Justin Vivian Bond and the Freudian Slippers: The Lost Show, a re-creation of a cabaret night Bond was slated for September 11, 2001, that, for obvious and awful reasons, was never performed, will follow it in November. December sees v busting out Christmas tunes in Angels We Have Heard When High, followed in 2016 by the Valentine’s-themed Love Is Crazy and a revival of the more recent Mx America.
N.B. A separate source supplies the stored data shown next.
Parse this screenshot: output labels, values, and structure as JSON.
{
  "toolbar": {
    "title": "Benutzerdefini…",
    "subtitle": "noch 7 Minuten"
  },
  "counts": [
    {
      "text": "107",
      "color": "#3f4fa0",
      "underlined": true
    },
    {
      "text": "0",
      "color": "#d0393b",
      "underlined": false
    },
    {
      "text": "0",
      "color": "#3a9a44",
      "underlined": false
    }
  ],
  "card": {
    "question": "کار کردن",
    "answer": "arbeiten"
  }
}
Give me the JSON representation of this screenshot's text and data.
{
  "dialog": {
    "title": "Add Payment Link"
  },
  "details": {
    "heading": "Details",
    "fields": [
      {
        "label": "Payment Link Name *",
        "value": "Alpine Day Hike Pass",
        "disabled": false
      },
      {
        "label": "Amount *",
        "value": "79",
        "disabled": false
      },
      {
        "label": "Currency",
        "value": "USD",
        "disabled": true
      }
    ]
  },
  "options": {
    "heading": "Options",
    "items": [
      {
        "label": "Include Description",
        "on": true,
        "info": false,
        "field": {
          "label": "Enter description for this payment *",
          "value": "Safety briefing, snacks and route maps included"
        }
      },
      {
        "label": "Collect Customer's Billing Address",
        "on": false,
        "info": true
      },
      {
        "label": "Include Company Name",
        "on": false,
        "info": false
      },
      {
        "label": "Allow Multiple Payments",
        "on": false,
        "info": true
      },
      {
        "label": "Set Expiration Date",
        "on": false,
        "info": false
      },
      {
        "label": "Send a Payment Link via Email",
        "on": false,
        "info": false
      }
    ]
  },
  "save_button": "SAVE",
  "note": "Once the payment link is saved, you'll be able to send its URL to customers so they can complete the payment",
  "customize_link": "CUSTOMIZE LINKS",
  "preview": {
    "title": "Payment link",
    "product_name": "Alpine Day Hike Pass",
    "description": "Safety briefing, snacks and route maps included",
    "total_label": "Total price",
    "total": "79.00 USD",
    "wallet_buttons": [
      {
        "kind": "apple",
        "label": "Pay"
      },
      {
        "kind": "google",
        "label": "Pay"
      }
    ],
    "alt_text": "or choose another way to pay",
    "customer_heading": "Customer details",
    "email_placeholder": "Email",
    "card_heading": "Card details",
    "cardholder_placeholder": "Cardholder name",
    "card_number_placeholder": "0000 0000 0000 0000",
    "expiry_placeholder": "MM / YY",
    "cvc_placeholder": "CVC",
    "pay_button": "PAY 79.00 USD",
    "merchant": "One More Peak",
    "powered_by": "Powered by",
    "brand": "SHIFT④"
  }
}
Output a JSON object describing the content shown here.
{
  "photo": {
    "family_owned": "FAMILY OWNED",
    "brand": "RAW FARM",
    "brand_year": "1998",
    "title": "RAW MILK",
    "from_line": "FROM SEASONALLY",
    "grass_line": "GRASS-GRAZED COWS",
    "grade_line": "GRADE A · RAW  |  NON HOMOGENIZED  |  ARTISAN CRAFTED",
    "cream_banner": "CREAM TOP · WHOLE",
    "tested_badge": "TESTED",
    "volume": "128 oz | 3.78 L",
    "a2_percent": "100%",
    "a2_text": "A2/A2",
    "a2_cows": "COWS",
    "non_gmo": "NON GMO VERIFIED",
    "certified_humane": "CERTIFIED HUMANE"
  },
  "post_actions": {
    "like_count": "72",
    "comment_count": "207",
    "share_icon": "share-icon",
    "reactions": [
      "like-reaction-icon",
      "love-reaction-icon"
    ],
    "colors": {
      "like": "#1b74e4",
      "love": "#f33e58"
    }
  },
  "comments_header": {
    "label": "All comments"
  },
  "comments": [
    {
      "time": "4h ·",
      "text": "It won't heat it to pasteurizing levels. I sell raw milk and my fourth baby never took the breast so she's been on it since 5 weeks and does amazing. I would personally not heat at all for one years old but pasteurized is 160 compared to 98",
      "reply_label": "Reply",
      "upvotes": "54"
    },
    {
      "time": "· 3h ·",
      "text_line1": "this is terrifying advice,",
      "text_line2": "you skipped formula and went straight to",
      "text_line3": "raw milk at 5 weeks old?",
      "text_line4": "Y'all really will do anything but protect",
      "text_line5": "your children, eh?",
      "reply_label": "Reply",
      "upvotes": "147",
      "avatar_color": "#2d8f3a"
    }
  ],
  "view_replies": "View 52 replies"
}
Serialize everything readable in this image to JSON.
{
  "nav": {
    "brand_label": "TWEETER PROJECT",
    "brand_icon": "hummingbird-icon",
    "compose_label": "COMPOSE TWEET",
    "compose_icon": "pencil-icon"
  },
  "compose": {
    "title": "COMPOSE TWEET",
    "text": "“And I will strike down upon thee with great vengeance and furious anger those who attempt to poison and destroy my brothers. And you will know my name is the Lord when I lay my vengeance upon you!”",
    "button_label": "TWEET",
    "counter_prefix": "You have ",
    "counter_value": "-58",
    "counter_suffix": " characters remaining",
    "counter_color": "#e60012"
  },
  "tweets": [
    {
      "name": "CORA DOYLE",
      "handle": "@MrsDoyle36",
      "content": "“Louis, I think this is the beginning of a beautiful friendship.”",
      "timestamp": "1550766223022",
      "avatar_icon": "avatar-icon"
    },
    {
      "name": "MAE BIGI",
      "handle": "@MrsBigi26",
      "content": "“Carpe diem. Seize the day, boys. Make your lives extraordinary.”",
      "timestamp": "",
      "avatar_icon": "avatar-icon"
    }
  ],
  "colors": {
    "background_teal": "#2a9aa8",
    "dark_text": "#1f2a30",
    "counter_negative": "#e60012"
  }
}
Though Bond is a huge supporter of up-and-comers, v doesn’t recommend New York as a launch pad for those breaking into the biz. “You’ve got to [find your voice] somewhere else and then come here. I was 31 when I moved to New York. I lived in San Francisco for six years, in a subversive counterculture where I could take my chances and fuck up. I was a late bloomer. But that’s good, because I still look fucking awesome,” v says with a laugh.

Bond leans back in the booth, sipping the last of v’s Manhattan with easy grace. “Some people put a lot of pressure on themselves: ‘I have to do such and such by the time I’m 30!’ I’m not like that. Everything happened to me about ten years after I hoped it would. But it’s all happened.”